There is no magic wand to get rich quick or build wealth but there are proven methods to build wealth slowly. It takes a consistent and persistent approach as wealth is built over time and it CAN happen if you instil some good habits early, habits like saving.
To quote a famous investor (Warren Buffet), ‘Do not save what is left after spending, but spend what is left after saving’.
Take a look over the illustration above comparing Gary and Jane. Let’s assume that in his 20s, Gary was busy partying with his mates and buying toys that he no longer has a use for. Now Gary is 35 and it’s dawned on him he needs to make a change so he starts saving/investing $1,000 per month.
By comparison, Jane was more sensible in her 20s. Jane still had fun and enjoyed herself but always had her eye on the bigger picture, which was building wealth. Jane started contributing $1,000 per month at age 25.
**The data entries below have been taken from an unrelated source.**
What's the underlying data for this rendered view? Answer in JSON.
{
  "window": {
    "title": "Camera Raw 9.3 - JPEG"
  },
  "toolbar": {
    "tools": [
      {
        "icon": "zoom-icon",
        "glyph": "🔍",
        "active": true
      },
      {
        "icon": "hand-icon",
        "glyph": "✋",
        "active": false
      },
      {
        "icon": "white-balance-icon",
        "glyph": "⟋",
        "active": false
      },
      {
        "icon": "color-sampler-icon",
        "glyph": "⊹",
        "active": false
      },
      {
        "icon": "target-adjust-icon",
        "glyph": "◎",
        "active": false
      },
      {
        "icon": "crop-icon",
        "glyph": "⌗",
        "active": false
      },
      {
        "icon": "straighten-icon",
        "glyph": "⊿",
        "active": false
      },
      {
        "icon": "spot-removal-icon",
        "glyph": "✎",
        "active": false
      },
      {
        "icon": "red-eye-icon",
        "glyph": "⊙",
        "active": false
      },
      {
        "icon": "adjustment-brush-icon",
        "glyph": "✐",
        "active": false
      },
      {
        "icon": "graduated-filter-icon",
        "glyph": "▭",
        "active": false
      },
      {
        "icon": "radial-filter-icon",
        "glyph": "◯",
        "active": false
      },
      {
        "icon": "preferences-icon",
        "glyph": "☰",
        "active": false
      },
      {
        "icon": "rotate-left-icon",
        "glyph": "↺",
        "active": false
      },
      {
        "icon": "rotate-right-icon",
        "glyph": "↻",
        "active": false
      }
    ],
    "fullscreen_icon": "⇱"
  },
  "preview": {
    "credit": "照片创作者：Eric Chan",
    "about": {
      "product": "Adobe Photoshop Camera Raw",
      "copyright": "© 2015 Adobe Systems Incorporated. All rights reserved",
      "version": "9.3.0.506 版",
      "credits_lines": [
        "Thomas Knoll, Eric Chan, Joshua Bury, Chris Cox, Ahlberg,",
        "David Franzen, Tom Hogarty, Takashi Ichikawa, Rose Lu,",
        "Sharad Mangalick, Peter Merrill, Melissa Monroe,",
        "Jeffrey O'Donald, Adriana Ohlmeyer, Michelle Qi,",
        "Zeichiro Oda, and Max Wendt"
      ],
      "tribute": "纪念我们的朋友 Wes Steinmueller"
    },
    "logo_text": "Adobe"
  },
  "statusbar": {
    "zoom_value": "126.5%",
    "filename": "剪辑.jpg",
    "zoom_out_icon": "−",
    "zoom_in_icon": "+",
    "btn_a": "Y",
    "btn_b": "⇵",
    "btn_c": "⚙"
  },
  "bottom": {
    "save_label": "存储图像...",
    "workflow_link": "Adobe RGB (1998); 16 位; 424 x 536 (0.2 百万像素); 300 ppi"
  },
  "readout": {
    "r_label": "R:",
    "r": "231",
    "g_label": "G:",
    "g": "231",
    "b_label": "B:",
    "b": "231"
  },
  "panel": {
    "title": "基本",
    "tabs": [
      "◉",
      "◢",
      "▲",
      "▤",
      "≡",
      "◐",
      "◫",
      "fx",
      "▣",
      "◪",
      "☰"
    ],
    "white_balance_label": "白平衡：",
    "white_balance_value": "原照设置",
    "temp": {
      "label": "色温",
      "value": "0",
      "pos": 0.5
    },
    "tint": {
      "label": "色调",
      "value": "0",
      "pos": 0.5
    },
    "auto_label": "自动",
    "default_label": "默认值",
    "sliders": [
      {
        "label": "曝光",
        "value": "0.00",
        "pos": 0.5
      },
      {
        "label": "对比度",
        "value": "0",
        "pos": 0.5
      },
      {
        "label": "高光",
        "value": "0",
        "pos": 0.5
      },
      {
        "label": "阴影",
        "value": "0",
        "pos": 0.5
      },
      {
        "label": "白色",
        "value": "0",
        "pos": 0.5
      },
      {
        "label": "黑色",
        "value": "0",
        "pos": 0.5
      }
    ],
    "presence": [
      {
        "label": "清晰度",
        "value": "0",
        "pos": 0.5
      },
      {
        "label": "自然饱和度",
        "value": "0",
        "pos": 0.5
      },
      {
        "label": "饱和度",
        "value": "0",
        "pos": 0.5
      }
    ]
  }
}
Fast forward to age 65 and, for an extra 10 years of contributions compared to Gary, equating to $120,000, Jane has accumulated an additional $2,000,000! You will see that even by Jane’s age 35, which is when Gary started, Jane was way ahead.
As Jane amasses more wealth, compounding interest further increases the wealth created and the cycle continues year in, year out.
This is the power of compounding interest, one of the best tools you can take advantage of to build wealth over the long term through a consistent and persistent approach.
Quite a few people would gasp at setting aside $1,000 per month but it’s not your salary that makes you rich, it’s your habits. A small change today to your spending and savings habits can make a world of difference in the long run.